What a beautiful Spring day! So why on earth would I be out wandering the grounds of an abandoned insane asylum?!
There were much worse places than Medfield State Hospital.
Medfield State Hospital was the very first "cottage plan" (insane) asylum, here in the States anyway, which, I suppose, was quite altruistic in its intent. Rather than treating the mentally ill in large intimidating Kirkbride Institutions, the Cottage Plan included small residential treatment centers in a generally remote, isolated, peaceful, village like environment.
The quintessential mental institution in the gentle rolling hills is basically the model Cottage Plan asylum.
Ok. So why am I out wandering around an abandoned asylum?
I read online this week that the Clark Building is coming down.
Being the closest building to the street, with its fortified (block house?) appearance and the guard towers, to us local people the Clark Building is the hospital. And yes we thought it was pretty scary.
It was basically the state hospital admission center. Built in the late 1950s (1958?) its architectural style is wildly different from almost every other building on the property. On the one hand, it's a very ugly building. On the other hand, it is the very embodiment of a public building in the 50s. It is to the 1950s what Greek Revival is to the 1820s.
I wanted to be an architect. I did a paper on Greek Revival architecture. It's the signature style of an era.
Well anyway. It saddens me to see the Clark Building being prepared for demolition. The entire site is on the National Register of Historic Places. All of the buildings except for the Clark Building require some procedures with the Massachusetts Historical Commission to alter. All of these sites have been a nightmare for the local communities. It sometimes takes decades to negotiate the purchase and rights to the properties. And then most of these buildings are loaded with asbestos and lead paint and costs millions to clean up. Not to mention the politics. The State won't sell the property to the community until the community changes the zoning laws. The community won't change the zoning laws until the State sells them the property. The impasse goes on for years. And years. And years.
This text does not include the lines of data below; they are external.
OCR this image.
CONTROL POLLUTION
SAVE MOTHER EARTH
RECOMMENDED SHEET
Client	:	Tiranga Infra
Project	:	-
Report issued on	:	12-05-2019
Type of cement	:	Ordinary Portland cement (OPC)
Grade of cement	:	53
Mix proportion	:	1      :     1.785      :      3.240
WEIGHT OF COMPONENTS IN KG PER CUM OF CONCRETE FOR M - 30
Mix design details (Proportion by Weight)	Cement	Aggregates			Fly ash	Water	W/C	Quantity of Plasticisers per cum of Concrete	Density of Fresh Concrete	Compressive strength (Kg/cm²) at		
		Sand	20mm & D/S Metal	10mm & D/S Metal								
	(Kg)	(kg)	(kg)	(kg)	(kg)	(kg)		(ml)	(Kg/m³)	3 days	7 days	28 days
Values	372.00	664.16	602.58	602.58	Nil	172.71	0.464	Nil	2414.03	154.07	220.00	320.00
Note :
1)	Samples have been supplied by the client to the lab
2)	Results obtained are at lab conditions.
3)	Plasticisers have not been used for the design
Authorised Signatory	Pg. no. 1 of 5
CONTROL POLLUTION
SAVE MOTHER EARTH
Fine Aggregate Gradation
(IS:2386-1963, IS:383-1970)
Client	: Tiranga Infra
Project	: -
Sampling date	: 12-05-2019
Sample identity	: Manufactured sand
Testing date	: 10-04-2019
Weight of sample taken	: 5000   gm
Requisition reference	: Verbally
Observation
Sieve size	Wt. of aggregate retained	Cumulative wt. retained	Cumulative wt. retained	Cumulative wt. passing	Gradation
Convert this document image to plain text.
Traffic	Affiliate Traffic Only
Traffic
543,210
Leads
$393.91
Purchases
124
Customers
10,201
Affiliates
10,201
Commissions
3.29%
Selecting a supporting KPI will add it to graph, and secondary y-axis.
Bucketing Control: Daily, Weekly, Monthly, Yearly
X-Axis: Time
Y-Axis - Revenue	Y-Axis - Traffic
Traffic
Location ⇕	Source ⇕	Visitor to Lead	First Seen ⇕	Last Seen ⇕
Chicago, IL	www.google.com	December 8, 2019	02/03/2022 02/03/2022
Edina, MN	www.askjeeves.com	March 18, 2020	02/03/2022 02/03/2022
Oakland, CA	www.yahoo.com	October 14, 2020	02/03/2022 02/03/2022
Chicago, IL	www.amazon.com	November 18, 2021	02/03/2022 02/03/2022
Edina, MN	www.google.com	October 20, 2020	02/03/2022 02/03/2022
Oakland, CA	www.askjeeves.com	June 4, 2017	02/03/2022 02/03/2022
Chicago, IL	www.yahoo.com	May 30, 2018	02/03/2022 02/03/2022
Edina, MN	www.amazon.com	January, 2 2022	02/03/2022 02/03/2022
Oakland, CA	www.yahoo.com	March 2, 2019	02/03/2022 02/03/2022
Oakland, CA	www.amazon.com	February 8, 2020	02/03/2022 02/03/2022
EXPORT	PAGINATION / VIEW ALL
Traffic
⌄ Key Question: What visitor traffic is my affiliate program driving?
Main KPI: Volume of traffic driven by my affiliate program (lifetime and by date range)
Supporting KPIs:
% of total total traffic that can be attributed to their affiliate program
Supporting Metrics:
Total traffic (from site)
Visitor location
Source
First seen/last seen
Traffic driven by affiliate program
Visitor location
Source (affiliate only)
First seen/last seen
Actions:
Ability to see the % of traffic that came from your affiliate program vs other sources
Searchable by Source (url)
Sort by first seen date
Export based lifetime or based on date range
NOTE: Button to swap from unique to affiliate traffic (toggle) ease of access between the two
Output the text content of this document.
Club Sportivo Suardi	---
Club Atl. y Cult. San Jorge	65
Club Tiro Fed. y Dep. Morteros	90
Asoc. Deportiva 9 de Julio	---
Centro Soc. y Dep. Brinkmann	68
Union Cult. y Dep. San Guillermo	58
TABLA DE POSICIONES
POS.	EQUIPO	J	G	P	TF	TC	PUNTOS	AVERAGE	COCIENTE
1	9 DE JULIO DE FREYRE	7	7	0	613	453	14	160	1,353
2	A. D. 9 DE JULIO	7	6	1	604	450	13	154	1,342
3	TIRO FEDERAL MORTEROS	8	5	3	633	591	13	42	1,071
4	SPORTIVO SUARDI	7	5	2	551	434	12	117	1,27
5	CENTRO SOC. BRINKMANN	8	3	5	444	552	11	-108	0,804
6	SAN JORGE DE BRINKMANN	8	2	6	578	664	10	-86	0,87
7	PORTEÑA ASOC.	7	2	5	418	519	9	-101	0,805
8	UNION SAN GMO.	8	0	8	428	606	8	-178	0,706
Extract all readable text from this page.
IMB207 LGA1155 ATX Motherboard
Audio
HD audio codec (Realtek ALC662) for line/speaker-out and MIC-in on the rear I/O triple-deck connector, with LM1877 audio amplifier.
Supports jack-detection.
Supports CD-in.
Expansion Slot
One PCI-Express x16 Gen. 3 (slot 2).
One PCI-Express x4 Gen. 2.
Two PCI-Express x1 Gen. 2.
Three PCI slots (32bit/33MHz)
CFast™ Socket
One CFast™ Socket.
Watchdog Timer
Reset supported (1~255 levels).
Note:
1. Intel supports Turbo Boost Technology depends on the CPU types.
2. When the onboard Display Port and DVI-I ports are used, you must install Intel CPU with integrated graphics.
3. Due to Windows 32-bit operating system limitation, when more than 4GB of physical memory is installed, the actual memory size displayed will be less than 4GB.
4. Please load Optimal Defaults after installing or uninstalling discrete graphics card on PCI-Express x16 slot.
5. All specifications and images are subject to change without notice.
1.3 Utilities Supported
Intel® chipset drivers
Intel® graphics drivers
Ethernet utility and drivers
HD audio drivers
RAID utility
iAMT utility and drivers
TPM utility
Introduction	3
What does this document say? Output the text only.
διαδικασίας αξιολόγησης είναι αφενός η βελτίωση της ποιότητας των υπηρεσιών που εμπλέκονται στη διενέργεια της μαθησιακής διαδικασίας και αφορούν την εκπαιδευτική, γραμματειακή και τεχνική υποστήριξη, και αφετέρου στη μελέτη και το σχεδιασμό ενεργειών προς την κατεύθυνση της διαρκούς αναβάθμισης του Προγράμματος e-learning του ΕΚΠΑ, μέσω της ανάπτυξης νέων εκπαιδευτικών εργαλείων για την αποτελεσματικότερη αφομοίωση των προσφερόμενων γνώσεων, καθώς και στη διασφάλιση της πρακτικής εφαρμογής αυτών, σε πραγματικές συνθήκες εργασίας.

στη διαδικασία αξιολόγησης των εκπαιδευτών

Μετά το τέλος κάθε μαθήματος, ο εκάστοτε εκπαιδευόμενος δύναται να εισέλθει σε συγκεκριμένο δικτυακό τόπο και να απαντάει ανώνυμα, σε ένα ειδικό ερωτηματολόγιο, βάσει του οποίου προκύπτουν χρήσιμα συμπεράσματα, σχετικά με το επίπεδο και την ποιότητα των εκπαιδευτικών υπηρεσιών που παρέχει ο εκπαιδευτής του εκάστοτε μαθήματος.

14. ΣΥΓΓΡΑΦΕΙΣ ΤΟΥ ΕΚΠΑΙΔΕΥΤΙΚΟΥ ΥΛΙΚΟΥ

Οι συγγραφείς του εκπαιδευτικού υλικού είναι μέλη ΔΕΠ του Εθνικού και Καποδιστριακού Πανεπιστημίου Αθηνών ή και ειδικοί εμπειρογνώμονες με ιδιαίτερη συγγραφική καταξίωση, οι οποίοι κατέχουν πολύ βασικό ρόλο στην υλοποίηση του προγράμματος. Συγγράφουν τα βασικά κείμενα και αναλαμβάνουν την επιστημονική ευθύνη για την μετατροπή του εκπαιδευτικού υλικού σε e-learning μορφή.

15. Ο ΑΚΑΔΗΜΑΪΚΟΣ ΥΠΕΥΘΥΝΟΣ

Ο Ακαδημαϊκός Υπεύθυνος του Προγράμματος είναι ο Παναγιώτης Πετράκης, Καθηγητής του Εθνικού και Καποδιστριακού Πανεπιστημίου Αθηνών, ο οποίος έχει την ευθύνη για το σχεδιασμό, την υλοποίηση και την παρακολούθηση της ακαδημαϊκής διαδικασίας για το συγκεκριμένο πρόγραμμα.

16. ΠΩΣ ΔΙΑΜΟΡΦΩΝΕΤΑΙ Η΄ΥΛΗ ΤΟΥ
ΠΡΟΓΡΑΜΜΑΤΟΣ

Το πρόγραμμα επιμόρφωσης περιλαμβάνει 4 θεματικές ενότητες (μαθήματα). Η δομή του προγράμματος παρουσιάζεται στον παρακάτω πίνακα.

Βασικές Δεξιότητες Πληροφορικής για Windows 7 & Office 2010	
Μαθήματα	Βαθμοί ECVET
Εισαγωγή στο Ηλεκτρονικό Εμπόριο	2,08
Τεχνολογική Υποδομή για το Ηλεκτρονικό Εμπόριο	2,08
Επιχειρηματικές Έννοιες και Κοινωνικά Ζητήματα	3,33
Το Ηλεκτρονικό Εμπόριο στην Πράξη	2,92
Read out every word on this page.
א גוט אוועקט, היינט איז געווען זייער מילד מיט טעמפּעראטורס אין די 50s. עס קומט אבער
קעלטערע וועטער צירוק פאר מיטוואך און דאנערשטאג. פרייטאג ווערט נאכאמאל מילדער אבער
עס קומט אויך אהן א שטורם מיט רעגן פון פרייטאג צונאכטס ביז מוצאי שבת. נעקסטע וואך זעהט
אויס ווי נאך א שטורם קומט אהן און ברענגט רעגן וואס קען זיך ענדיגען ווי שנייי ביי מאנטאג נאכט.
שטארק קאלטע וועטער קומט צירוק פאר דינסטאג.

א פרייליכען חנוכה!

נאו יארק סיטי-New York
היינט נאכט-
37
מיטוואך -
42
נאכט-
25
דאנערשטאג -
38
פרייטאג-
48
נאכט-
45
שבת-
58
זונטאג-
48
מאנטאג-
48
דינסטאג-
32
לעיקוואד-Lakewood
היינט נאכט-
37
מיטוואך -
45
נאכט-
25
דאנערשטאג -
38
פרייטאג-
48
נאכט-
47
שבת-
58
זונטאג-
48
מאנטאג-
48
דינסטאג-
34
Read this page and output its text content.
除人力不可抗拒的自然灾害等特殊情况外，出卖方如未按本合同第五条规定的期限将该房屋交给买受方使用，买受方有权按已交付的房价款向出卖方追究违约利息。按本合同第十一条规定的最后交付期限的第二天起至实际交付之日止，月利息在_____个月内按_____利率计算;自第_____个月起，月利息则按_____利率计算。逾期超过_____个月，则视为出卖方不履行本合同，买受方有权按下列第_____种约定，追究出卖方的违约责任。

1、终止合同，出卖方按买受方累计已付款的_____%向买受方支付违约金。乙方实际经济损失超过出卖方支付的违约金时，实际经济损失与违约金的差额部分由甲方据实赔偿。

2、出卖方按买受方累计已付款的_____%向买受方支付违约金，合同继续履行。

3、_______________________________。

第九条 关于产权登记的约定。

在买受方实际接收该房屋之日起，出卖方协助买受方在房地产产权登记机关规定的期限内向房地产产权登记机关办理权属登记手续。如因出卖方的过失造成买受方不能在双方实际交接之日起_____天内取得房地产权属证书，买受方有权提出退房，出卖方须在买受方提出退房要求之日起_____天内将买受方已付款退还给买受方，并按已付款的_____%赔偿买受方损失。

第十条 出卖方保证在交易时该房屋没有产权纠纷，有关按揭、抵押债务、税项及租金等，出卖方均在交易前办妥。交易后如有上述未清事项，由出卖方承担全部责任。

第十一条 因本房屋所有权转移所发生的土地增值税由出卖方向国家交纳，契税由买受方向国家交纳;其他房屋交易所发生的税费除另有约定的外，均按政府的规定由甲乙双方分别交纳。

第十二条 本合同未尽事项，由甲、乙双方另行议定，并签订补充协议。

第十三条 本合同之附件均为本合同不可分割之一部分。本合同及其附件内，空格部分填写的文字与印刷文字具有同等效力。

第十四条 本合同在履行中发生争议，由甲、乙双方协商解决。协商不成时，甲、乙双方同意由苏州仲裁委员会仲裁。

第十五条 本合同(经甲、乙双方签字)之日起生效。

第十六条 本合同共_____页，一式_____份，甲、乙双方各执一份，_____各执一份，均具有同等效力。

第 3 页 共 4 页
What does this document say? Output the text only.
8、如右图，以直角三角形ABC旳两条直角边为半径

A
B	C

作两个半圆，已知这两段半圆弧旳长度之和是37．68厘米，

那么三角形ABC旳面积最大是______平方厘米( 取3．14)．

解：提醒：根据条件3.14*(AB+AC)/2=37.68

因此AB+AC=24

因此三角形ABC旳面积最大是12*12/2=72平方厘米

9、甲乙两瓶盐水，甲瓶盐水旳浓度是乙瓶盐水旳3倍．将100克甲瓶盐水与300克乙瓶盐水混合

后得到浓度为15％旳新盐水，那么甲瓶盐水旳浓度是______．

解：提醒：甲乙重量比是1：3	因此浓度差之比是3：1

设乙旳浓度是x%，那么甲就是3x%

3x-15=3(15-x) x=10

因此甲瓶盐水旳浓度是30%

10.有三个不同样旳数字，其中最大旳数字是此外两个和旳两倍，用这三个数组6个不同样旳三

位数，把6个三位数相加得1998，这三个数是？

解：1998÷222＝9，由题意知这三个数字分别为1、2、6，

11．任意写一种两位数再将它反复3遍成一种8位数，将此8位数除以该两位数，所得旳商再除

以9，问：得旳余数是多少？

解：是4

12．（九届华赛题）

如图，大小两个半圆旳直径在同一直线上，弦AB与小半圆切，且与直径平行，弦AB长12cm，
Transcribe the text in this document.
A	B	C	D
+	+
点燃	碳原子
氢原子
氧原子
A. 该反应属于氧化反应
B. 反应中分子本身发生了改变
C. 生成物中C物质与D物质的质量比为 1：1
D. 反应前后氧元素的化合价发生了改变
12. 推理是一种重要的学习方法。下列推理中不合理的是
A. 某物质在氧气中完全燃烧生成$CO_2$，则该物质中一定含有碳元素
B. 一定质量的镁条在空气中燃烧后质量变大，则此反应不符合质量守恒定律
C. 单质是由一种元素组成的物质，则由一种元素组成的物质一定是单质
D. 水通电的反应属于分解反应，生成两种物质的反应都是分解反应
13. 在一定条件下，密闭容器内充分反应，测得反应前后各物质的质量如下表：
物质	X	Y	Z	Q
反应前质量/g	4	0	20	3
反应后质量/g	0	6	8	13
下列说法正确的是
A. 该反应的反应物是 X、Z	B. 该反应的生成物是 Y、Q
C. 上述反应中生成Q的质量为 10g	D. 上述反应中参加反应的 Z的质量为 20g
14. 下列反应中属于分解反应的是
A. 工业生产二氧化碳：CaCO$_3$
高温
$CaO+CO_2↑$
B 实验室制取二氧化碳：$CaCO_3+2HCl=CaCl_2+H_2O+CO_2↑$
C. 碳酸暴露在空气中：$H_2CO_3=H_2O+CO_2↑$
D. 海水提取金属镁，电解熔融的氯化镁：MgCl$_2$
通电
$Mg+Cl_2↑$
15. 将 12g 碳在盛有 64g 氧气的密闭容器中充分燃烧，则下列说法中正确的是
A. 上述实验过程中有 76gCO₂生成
But even so I'm all for their historic preservation. Intact.
This has to be about the ugliest building I've ever seen. It's hard to determine its architectural "style". Brutalist? Post Modern? The sign says "Vocational Services". The map says "Canteen". Looking in the window it looks a lot like a cafeteria. The loading dock has a prominent "Kitchen" stenciled on a door.
The site has some historical significance and the buildings are (almost) all perfect jewels of Victorian architecture.
That's all hardened chain link around the porches. I'm pretty sure it's not there to keep out trespassers.
In spite of its relatively small scale buildings and all good intentions it's definitely a creepy place. There are lots of reasons to be uncomfortable here. All kinds of things I hardly care to think about. But the fact remains it's a an architectural and historical jewel.
Lest one think this place is a fountain of compassion there's a cemetery nearby. With well over 800 graves of the poor unfortunates that came here and died. With small numbered stones marking their graves. Nothing more than a practical matter to the State and a sad footnote to any good intentions.
Update 6 April 2012: Here's a moving article about adding named markers in the Medfield State Hospital cemetery.
I went here because they're going to tear down the Clark Building. And to a a large extent these places are all gone. And I think we really should remember them.
There's an agreement to replace any existing structurally unsound buildings with building(s) that meet the same specs as the existing building(s). Agreements with whom? Oh, I don't know. But I really don't buy that.